Für den SSW kann ich also ganz klar sagen: Nicht nur die zunehmende Zahl der Schlaganfälle, sondern auch die guten Therapiemöglichkeiten sind hervorragende Argumente für einen Ausbau der entsprechenden Versorgungsstrukturen. Und nicht nur aus geografischen Gründen, sondern vor allem, weil nach einem Schlaganfall jede Minute zählt, müssen wir auch mobile Angebote ausbauen. Ich denke, auch hier sind wir uns einig. Denn gegenüber dem schlichten Rettungstransport in ein Krankenhaus bieten die so genannten Mobile Stroke Units immense Vorteile: Sie können im Zweifel direkt vor Ort einen Schlaganfall diagnostizieren und die Behandlung einleiten. Das spart kostbare Zeit und ist in Kombination mit telemedizinischen Ansätzen gerade für Regionen wie die Westküste ein enorm wichtiges Thema, das weiter vorangebracht werden muss.

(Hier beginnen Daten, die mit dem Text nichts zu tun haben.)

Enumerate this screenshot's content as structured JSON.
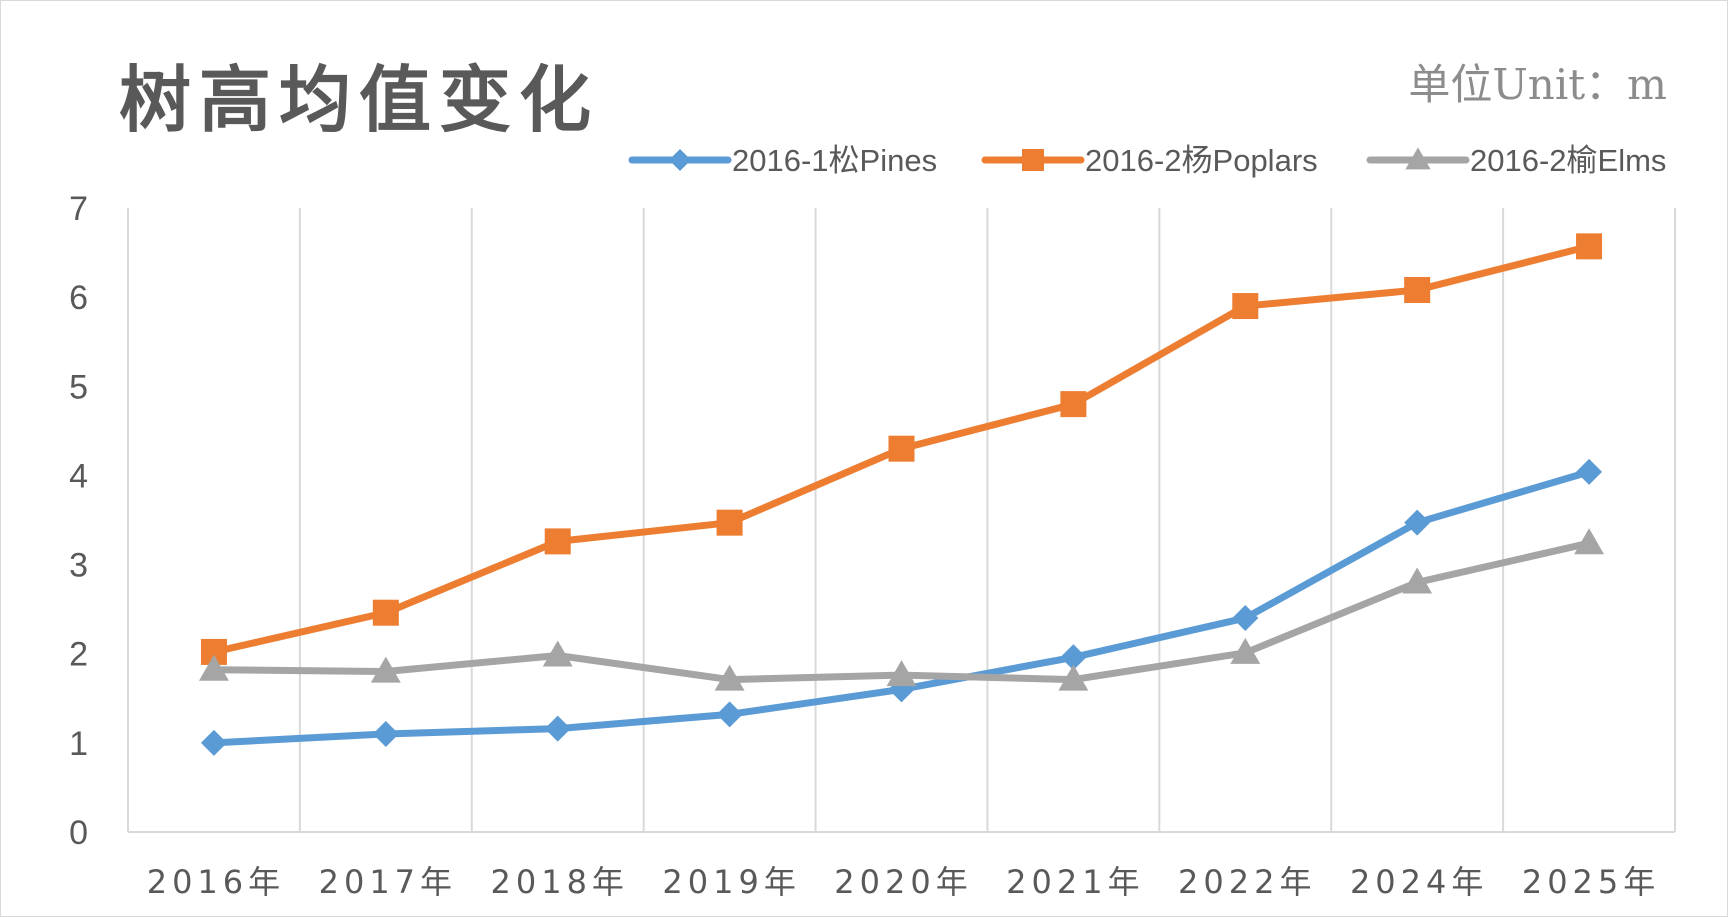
{
  "chart_data": {
    "type": "line",
    "title": "树高均值变化",
    "unit_label": "单位Unit：m",
    "categories": [
      "2016年",
      "2017年",
      "2018年",
      "2019年",
      "2020年",
      "2021年",
      "2022年",
      "2024年",
      "2025年"
    ],
    "ylim": [
      0,
      7
    ],
    "yticks": [
      "0",
      "1",
      "2",
      "3",
      "4",
      "5",
      "6",
      "7"
    ],
    "grid": "vertical",
    "legend_position": "top-right",
    "series": [
      {
        "name": "2016-1松Pines",
        "color": "#5b9bd5",
        "marker": "diamond",
        "values": [
          1.0,
          1.1,
          1.16,
          1.32,
          1.6,
          1.96,
          2.4,
          3.47,
          4.04
        ]
      },
      {
        "name": "2016-2杨Poplars",
        "color": "#ed7d31",
        "marker": "square",
        "values": [
          2.02,
          2.46,
          3.26,
          3.47,
          4.3,
          4.8,
          5.9,
          6.08,
          6.57
        ]
      },
      {
        "name": "2016-2榆Elms",
        "color": "#a5a5a5",
        "marker": "triangle",
        "values": [
          1.82,
          1.8,
          1.98,
          1.71,
          1.76,
          1.71,
          2.01,
          2.8,
          3.24
        ]
      }
    ]
  }
}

Wir müssen uns aber eins klar machen: Mit speziell ausgerüsteten Rettungsfahrzeugen oder mehr Technik für die Versorgung komplexer Schlaganfälle ist es nicht getan. Wir brauchen auch in diesem Bereich sowohl in der akuten Versorgung wie in der Nachsorge nicht nur gut ausgebildetes, sondern vor allem mehr Personal. Aktuellen Berechnungen zufolge werden zum Beispiel pro Betroffenen mit schweren Beeinträchtigungen etwa 1.000 Stunden Pflege jährlich durch Angehörige geleistet. Doch gesellschaftliche und familiäre Strukturen ändern sich. Und deshalb wird diese Pflegearbeit im Gegenwert von rund 5 Milliarden Euro kaum dauerhaft von pflegenden Angehörigen geleistet werden können. Nicht nur die Deutsche Schlaganfallhilfe weist daher schon länger darauf hin, dass die zukünftige Versorgung nur durch die zusätzliche Unterstützung durch professionelle Kümmerer sichergestellt werden kann. Wir halten die Forderung nach solchen Patientenlotsen, die Betroffene begleiten und alle notwendigen Hilfen koordinieren, für legitim und unterstützenswert.
Abschließend möchte ich noch einen Punkt nennen, der zwar nicht im Antrag vorkommt, mir aber trotzdem sehr wichtig ist: Und zwar den der Prävention. Hier liegt enormes Potential. Experten gehen davon aus, dass 9 von 10 Schlaganfällen durch eine gesündere Lebensführung vermieden werden können. Auch präventive Therapien gegen Risikofaktoren wie etwa Bluthochdruck oder einen zu hohen Cholesterinspiegel senken die Wahrscheinlichkeit für einen Schlaganfall signifikant. Dass präventive Maßnahmen einen so extremen Unterschied machen, ist aus meiner Sicht wirklich beeindruckend und Grund genug, auch hier einen verstärkten Einsatz zu bringen. Neben einer verbesserten Akutversorgung und Nachsorge sollten wir daher auch gemeinsam überlegen, wie wir die Prävention stärken können.